In the mid-1960s, the Park Nursing Home was transformed as a centre for paediatric
surgery and the Park Children Centre was born. This was the time when a laboratory
service and an X-ray service were also set up. In recent years, the nursing home
went through another transformation and expansion. Today, under the stewardship
of Dr Subir Chatterjee and his sons, Sudip and Sandip, the Park Clinic is poised
to face the future with oodles of confidence. During
this period, there were two other well-known nursing homes — the Elgin and the
Riordon — that catered mainly to the British officers and their families from
mercantile companies. The corporate organisations were linked to the East India
Clinic that ran these two nursing homes. They had a very exclusive character and
were probably rather fastidious about whom they admitted. I believe there was
an awful lot of strictness in the way the nursing homes were maintained and any
kind of slackness was just not permitted. They had English matrons and Anglo-Indian
nurses who have always been models of efficiency and discipline. In due course
these two nursing homes ceased to function as they amalgamated to form Woodlands
Nursing Home in Alipore, where the old tradition and standards remained in place
for quite a while under matron Livingstone. I grew
up in times when professionals had not been smutted with greed and the Hippocratic
Oath that the doctors observed naturally meant the right emphasis on ethical behaviour.

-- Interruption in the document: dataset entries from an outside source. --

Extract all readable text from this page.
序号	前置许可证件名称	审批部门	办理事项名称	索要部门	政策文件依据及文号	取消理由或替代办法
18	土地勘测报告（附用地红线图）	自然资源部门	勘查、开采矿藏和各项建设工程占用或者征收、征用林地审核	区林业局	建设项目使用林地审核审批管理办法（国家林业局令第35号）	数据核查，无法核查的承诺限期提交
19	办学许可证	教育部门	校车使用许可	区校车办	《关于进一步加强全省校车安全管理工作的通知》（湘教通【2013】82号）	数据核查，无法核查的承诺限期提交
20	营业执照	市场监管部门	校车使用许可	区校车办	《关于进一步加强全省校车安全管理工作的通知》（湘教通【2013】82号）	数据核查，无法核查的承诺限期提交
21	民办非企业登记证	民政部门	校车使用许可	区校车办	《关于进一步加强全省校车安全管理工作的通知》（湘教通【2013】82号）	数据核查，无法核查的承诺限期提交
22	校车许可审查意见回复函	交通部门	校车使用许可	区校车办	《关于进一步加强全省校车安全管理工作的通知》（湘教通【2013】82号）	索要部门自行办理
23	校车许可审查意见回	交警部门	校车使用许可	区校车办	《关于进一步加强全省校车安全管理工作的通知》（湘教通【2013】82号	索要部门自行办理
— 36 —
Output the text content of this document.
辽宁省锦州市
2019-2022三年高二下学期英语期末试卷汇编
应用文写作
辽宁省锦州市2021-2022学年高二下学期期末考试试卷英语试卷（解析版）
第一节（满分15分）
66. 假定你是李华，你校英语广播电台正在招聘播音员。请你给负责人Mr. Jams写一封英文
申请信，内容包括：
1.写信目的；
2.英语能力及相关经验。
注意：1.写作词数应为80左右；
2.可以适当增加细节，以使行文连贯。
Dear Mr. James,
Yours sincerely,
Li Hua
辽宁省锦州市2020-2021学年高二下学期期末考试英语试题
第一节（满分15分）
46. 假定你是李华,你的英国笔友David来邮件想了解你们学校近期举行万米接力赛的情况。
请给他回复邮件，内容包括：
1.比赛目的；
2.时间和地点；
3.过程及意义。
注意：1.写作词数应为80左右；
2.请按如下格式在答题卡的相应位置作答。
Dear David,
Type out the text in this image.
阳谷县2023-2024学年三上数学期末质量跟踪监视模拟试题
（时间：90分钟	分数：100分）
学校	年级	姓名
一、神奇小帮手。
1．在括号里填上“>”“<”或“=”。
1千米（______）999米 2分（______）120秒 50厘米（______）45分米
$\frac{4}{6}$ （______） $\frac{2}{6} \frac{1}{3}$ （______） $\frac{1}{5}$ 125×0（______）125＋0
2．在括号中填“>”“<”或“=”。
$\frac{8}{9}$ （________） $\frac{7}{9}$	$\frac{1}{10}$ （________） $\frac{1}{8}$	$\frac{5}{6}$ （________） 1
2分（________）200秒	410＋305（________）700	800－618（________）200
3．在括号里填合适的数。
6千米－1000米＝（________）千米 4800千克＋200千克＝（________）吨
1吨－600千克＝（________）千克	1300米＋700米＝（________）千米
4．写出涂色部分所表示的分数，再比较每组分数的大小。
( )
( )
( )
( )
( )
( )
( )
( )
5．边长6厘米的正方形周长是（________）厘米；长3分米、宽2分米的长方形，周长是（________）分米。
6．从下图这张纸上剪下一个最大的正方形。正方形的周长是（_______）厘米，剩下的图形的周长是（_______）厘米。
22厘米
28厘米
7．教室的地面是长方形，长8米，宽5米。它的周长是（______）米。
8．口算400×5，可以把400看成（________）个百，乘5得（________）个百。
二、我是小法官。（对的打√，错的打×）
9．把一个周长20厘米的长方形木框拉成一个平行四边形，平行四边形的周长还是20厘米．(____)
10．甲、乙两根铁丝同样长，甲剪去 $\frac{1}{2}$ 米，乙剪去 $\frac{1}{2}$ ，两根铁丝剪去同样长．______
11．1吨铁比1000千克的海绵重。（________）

After Capt. S. C. Chatterjee, I encountered Dr P.K. Roy Chowdhury as the house
physician. He often spoke of his apprenticeship under Dr Sir Nil Ratan Sircar.
Dr Anil Kumar Roy was a redoubtable surgeon physician and had no time for frivolous
socialising. At the time of my birth, mother was seriously ill but her gynaecologist,
Col. Green Armitage, chose a special nurse to give her the necessary instructions.